–On pourrait bien sûr dire : «Aux urnes, citoyens !» La présidentielle, la mère des batailles électorales, doit appeler une participation franche et massive. Occasion unique, dans la démocratie la plus centralisée du monde, de dire ce qu’on a sur le cœur et dans l’esprit. En pour et en contre. Pour le passé et pour l’avenir. 26 avril, pour un premier choix. 8 mai, pour le décisif.
–Curieuse focalisation sur deux jours ! Ensuite, pendant cinq ans, «circulez, citoyens, y a rien à voir» ? La démocratie française n’a-t-elle vraiment rien d’autre à offrir au 21ème siècle qu’une campagne théâtrale, frénétique et hyper-personnalisée – «pipolisée» aussi – qui tourne autour du jeu d’«hommes providentiels» ? Et qui évitent tous les sujets qui fâchent, alors que la crise devrait au contraire nous obliger à les traiter de face ? Ce qui était concevable il y a plus de 50 ans, quand « le Général » est sorti des combles de l’histoire pour façonner à sa main cette Vème République monocratique, correspond-il aux nécessités et aux temps actuels, à l’heure des réseaux numériques et sociaux, de la mondialisation des échanges et de la place rétrécie des Etats surendettés ?
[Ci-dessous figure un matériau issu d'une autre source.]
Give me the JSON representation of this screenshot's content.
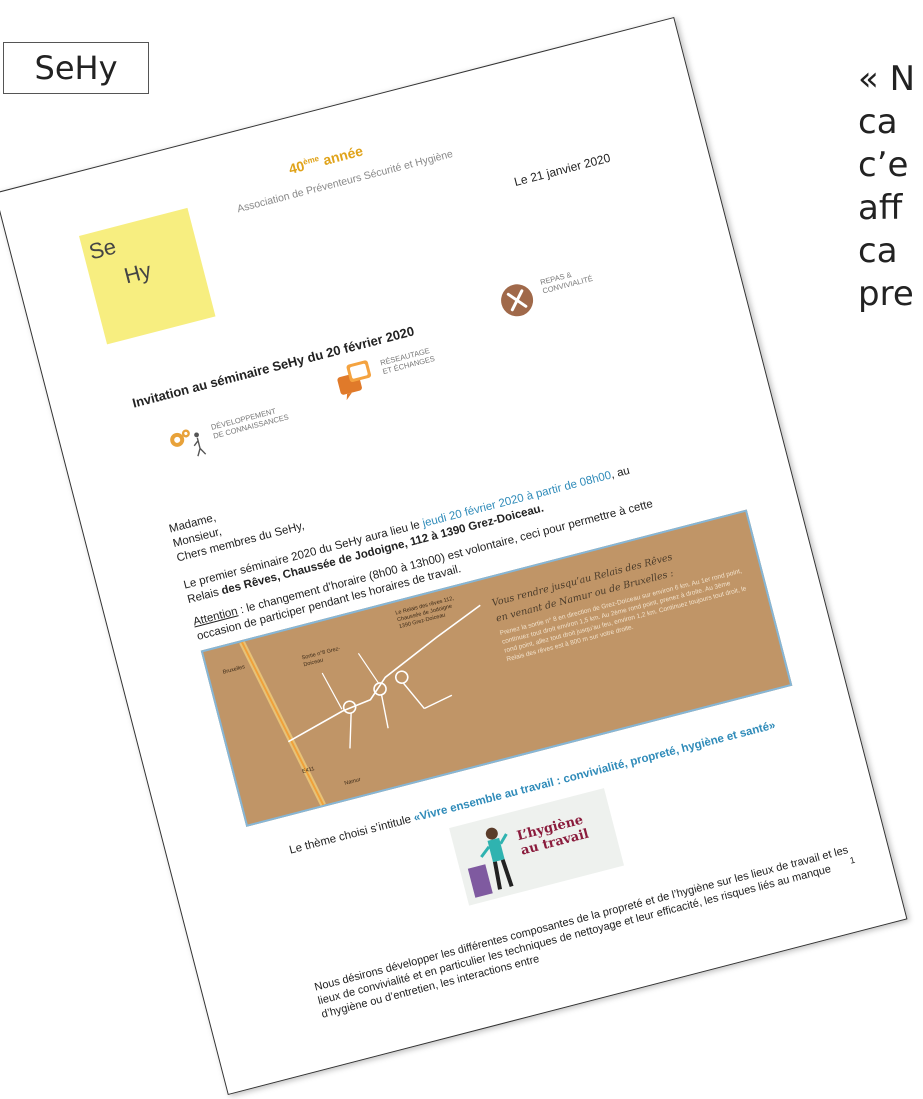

-A contrepied et par conviction que notre avenir se jouera aussi sur l’enjeu d’une profonde modernisation civique et institutionnelle, le nouveau numéro de la Revue Civique tourne son regard de l’autre côté de la scène, vers le public plutôt que vers les acteurs. Les projecteurs sont quasiment tous braqués dans la même direction, de quelques grands discours et de nombreuses toutes petites phrases. Loin des projecteurs aveuglants, nous trouvons une utilité publique à nous interroger sur les symptômes démocratiques français, les sourdes insatisfactions qui traversent l’opinion (…)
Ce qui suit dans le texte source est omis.